The extent of any previous clinical experience undertaken by the students outside of their current studies was not measured. All students had participated in 9 hours of observational clinics in the previous semester. However, some students may have had previous clinical exposure in a prior degree, working as an allied health assistant or in a volunteer or carer's role. Previous clinical exposure may positively or negatively influence a participant's ability to interact with the scenario realistically, in either the patient or physiotherapist role.
This study presents a basic simulation model with emphasis on the design and functional alignment of the learning activity.17 The patient's appearance remained unchanged. This lack of visual authenticity (or structural fidelity) may affect the ability of the learner to interact with the scenario in a way that reflects clinical reality and thus limits the transfer of learning of the method. Concealing identity and providing costumes may allow the patient to assume a character more easily and provide more authentic visual cues to the physiotherapist.
Possible extensions to this research may include measuring change in student performance, conducting a cost-effectiveness analysis of peer simulation versus the use of paid SPs, and determining the amount of realism required to optimize the benefits of this promising educational strategy.

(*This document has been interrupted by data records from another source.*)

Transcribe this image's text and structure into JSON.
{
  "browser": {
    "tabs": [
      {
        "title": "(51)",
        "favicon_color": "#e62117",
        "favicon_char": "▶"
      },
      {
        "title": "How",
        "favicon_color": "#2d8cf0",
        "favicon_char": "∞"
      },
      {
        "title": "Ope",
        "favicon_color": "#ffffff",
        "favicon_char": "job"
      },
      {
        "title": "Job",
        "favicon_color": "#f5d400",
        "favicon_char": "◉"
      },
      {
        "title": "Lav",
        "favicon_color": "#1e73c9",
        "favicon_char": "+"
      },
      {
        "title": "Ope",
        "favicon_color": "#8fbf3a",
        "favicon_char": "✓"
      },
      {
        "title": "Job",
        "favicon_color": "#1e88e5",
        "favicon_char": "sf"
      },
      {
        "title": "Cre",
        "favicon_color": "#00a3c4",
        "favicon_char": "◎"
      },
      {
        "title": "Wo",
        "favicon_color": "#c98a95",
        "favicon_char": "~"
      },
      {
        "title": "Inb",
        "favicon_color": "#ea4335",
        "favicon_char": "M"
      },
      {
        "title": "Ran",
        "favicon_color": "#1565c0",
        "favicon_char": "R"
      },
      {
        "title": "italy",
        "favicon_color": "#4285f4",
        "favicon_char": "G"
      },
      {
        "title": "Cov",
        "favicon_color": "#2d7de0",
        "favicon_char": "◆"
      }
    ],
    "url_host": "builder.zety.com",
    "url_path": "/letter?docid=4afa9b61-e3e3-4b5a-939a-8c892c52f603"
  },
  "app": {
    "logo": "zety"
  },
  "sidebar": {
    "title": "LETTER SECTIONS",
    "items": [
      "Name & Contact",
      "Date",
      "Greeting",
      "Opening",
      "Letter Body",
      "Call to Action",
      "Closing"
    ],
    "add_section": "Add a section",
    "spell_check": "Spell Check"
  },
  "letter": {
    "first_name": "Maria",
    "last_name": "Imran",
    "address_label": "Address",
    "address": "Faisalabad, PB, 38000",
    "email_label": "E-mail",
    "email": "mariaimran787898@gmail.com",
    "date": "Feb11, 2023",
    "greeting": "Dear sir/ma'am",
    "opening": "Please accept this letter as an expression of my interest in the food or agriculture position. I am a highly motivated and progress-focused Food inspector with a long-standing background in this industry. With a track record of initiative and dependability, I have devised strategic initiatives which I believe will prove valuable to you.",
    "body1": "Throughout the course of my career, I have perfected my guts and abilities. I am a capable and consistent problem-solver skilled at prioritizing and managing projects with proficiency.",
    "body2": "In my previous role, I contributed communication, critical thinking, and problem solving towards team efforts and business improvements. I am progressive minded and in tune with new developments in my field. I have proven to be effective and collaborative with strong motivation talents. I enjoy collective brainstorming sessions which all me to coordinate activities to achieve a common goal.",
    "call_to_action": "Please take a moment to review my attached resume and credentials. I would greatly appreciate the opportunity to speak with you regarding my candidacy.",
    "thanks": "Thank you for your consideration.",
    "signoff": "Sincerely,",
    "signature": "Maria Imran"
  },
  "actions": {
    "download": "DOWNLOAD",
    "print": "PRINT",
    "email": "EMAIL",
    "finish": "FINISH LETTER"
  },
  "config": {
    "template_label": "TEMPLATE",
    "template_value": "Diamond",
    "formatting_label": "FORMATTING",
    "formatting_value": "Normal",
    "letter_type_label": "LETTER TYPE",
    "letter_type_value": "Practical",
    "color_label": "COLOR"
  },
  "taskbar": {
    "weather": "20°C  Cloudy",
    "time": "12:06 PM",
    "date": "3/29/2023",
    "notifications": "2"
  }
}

This study demonstrated that peer simulation, using fellow students as patients, was perceived by students as valuable in preparing them for clinical placement, despite some feeling less confident as clinics approached. Students reported that peer simulation provided a safe, supportive, and engaging learning environment. This program allowed students to improve their clinical reasoning, enhance their communication, and assisted with identification of knowledge and skills deficits. These benefits were achieved despite an apparent lack of realism. These findings provide provisional support for the use of peer simulation as an alternative to the use of SPs in an undergraduate physiotherapy program.